NLY MY REALLY LONGTIME readers know this, but I got my start in soup. My very first non-Ramen foray into cooking, in a cockroach-terrorized Philadelphia micro-kitchen, was something called cock-a-leekie soup. Before that, when I lived in Manhattan’s Chinatown, I ate a particular variety of beef phở almost every day at a particular restaurant in my neighborhood. I told everyone it was the best—their meatballs didn’t have those kernels of gristle or hoof or whatever it is that you sometimes find in phở meatballs—but nobody listened. What made me the expert?
Well, whaddayah know, skeptics, contrarians, and haters? New York Magazine has pronounced the phở at Pho Bang the finest phở in New York: “The national soup of Vietnam isn’t hard to come by in Chinatown, but this one stands out for its rich, mellow flavor and beautiful balance. The #1 combination rice-noodle beef soup is heavy on the pinkish eye of round and light on the brisket, with just a sliver of tendon and whisper of omosa, or cow stomach, which, for some, is plenty ($5.50; 157 Mott St., nr. Grand St.; 212-966-3797).” I can’t plead superb judgment, though; I liked Pho Bang mainly because it was in lurching distance.
[Phở ga: the one that got away.]
Despite dining at Pho Bang dozens of times, I never got around to sampling the phở ga, or chicken phở. I couldn’t imagine how, in a phở contest, chicken could compete with beef, or how, in a chicken soup contest, phở could compete with, say, the purity and goodness of Campbell’s. So, overcome by curiosity, I gave this recipe a try. “Rich, mellow flavor” is putting it too mildly. This broth is liquid gold, and has made star anise my favorite spice by a wide margin. (If you’re wondering why anyone need have a favorite spice: This was an actual question on a Penzey’s application I came dangerously close to filling out.)
The secret to beef phở is cow parts. Look at this guide: You’ve got flank, crunchy flank, fatty flank, brisket, tendon, tripe, and meatballs. The secret to chicken phở is the broth, plain and simple. Chicken is chicken, and this goes double for chicken that cooked off a stewing bird for hours. The meat isn’t really the point, which is why most of it—along with a hundred tiny bones—ends up in the trash.
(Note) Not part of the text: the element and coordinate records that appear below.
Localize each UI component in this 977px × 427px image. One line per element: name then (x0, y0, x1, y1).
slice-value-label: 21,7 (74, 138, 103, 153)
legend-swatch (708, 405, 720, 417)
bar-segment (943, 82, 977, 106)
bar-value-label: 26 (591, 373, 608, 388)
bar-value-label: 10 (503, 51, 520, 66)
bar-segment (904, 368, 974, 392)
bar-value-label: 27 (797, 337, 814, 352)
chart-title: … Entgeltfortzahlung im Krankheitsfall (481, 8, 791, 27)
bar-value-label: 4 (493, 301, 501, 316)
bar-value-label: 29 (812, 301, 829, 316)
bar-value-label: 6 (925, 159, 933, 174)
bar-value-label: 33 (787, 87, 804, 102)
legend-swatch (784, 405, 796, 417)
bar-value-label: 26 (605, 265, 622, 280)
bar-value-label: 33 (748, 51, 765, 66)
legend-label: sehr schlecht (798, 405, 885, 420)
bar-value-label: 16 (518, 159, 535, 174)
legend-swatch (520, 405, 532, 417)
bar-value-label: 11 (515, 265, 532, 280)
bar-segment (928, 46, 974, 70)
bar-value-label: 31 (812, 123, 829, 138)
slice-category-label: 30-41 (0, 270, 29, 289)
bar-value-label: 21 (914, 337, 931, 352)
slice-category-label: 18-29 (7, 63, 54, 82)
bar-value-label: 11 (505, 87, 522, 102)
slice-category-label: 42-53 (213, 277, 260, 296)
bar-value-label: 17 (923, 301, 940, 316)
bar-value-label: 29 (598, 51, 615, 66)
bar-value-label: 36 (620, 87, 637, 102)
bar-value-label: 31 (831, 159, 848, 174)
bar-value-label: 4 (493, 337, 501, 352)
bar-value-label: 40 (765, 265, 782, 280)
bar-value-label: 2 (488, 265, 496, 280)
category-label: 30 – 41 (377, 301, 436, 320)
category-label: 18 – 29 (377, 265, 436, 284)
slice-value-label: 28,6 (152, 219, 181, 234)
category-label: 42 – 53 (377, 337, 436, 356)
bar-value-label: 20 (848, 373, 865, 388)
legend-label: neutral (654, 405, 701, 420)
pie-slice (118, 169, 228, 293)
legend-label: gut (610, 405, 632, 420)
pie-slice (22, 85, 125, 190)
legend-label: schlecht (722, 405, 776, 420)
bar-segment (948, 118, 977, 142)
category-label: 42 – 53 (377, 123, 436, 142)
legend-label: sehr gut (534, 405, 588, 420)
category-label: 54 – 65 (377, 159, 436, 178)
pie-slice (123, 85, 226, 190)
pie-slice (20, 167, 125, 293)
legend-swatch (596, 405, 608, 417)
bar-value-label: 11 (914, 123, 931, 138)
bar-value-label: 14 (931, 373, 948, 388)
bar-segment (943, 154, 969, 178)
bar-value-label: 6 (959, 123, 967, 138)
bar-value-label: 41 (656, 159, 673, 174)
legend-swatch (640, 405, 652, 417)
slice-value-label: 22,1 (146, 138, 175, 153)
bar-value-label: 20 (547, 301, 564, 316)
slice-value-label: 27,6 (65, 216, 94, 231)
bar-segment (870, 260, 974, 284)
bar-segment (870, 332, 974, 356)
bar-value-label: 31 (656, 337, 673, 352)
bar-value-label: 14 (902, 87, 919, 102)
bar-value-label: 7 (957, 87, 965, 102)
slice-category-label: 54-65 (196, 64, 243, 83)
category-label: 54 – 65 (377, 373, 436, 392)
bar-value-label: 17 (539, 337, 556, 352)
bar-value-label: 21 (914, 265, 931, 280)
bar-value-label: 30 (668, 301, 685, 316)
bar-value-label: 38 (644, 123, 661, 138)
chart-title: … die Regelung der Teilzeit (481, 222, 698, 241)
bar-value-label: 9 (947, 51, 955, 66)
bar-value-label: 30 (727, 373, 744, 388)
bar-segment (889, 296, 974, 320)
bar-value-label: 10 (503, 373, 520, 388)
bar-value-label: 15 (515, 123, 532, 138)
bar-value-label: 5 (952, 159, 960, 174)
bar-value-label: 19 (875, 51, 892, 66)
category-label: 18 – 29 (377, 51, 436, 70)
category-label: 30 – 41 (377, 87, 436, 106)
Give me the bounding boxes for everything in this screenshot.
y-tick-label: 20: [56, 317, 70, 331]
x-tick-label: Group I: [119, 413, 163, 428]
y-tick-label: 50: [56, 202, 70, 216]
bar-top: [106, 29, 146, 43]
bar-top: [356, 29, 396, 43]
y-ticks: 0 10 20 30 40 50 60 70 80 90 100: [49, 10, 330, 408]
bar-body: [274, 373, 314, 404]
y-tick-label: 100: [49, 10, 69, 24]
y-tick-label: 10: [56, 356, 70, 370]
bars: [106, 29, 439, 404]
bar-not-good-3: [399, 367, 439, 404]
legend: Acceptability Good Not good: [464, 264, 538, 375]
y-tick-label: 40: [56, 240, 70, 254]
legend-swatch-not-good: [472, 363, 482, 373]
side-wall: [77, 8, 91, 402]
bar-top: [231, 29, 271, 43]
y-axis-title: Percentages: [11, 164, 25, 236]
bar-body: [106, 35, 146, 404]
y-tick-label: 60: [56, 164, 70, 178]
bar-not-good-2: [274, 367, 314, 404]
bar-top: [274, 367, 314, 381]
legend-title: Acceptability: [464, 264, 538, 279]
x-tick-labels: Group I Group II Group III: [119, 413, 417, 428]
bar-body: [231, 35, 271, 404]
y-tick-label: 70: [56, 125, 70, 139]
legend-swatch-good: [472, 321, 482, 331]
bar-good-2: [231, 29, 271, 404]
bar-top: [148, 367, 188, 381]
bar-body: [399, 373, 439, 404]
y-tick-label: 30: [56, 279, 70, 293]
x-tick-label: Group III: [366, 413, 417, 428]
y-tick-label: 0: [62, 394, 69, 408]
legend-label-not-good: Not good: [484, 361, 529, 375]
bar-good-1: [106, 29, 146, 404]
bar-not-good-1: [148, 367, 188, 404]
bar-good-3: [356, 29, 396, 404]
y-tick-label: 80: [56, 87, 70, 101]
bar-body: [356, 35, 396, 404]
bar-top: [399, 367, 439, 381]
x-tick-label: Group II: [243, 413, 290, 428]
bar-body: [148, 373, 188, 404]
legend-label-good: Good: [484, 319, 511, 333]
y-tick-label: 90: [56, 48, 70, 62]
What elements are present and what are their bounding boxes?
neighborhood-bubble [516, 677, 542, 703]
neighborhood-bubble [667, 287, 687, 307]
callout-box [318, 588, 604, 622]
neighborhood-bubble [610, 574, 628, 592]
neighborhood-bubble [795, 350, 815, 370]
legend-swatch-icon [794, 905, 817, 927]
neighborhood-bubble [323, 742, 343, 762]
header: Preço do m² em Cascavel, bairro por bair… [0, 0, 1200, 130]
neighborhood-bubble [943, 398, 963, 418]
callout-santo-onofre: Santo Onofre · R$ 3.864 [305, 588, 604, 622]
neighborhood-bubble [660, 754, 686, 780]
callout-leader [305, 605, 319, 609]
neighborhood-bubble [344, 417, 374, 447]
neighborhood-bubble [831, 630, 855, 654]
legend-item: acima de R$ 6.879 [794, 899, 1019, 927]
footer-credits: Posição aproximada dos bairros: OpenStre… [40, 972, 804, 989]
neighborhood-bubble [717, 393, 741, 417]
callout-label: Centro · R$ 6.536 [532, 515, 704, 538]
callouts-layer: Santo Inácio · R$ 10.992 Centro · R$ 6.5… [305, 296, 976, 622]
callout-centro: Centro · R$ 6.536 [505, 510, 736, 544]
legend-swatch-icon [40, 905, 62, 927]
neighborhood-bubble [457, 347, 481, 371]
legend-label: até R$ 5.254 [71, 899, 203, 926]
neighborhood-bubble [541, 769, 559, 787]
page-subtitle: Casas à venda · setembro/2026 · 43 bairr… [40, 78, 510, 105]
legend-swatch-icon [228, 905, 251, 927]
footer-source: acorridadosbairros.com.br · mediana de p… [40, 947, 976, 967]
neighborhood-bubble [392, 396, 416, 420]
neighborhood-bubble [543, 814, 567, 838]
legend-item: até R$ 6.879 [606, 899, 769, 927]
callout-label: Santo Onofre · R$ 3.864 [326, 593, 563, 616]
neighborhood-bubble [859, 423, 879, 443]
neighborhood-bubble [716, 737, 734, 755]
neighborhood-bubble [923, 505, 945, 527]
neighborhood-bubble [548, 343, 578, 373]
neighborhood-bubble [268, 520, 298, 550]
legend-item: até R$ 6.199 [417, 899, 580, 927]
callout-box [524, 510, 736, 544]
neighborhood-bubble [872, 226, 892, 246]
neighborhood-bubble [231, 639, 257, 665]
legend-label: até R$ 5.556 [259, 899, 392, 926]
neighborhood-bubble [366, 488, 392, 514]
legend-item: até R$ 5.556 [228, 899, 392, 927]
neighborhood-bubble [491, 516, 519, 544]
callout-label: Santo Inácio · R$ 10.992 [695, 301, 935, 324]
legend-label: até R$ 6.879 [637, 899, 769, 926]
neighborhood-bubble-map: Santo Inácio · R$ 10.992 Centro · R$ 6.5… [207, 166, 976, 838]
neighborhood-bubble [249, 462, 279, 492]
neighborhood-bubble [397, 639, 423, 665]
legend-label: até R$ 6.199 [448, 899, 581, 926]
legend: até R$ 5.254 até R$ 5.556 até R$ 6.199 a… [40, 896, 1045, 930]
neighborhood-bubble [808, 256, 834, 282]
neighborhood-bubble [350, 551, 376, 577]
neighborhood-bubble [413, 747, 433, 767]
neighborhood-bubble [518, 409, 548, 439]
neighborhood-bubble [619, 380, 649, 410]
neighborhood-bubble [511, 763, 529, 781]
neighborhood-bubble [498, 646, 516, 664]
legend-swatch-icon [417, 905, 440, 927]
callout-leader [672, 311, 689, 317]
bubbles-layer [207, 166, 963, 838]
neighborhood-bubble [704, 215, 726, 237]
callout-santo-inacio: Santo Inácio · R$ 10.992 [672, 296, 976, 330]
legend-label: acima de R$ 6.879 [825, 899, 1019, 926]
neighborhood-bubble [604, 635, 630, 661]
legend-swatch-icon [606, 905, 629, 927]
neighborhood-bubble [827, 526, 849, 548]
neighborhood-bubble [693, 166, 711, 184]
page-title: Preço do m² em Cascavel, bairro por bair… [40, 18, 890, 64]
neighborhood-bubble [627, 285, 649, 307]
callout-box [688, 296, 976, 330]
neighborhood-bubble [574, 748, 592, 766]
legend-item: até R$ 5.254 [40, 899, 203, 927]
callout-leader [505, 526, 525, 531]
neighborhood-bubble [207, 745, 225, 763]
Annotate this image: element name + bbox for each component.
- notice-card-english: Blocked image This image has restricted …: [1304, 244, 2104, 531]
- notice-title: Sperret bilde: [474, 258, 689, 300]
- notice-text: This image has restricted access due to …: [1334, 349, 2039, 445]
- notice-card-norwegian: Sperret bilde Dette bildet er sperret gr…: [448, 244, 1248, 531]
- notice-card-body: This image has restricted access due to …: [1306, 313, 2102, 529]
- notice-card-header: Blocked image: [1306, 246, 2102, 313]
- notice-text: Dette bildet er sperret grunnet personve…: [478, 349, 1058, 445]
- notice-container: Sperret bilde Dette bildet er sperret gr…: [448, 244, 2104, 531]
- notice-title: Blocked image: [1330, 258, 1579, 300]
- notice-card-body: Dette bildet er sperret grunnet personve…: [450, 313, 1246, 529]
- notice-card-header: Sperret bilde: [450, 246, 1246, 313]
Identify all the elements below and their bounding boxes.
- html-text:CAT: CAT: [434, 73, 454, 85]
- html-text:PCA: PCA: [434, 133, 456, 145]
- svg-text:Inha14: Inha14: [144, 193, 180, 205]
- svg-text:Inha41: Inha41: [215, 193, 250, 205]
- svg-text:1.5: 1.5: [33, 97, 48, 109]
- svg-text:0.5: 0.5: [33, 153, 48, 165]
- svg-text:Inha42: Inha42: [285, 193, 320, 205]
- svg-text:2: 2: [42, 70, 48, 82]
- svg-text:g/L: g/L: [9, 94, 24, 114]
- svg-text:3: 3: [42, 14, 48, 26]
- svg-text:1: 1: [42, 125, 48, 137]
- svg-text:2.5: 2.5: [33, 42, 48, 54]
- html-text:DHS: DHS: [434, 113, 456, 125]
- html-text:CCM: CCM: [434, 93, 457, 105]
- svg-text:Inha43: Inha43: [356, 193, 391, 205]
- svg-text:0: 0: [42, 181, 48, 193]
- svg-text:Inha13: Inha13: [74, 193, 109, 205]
All credible phở recipes call for charred onion and ginger, and I’m in no position to argue, but I have to admit that I didn’t taste much ginger in the finished product. I did taste excellence, however, so I’m not going to advise you to deviate from Steamy Kitchen’s procedure: “Place ginger and onion on a small baking sheet. The top of the onion should be about 4″ from the oven’s heating element. Set to broil on high for 15 minutes. Turn the onion and ginger occasionally, to get an even char. . . . After cooling, rub to get the charred skin off the onion and use a butter knife to scrape the skin off the ginger.” Perhaps my oven sucks, but I needed about twice as long to get the vaguest intimations of an “even char.”
Once you’ve prepared your onion, ginger, bouquet garni (two tablespoons of coriander seeds, four cloves, two star anise pods), and “small bunch of cilantro stems,” it’s time for the fun part: mangling your stewing bird. Part of your broth’s chicken flavor comes from chicken meat, but most of it comes from marrow. The more thoroughly you score or break the chicken’s bones, the more delicious, super-healthy marrow leaches out into your broth. Don’t be shy! Those bones will give a surprising amount of resistance, but if you persevere, you will show that nasty, beady-eyed little bastard who’s boss.
I’m tired, and it’s Christmas Eve, so I will now refer you back to the recipe. DO parboil your chicken and change its water! DO simmer your broth for as long as you can stand (the fragrance will make this extremely difficult). And DO strain the finished product with at minimum a fine-mesh strainer and preferably a cheesecloth. The satisfaction of making perfectly fine, particle-free broth from a nasty mess of chicken carcass is well worth the trouble. It’d make a fine meal even without the chicken, noodles, mung beans, cilantro, sliced jalapeño peppers, hot sauce, and, in this case, “bonus shrimp.”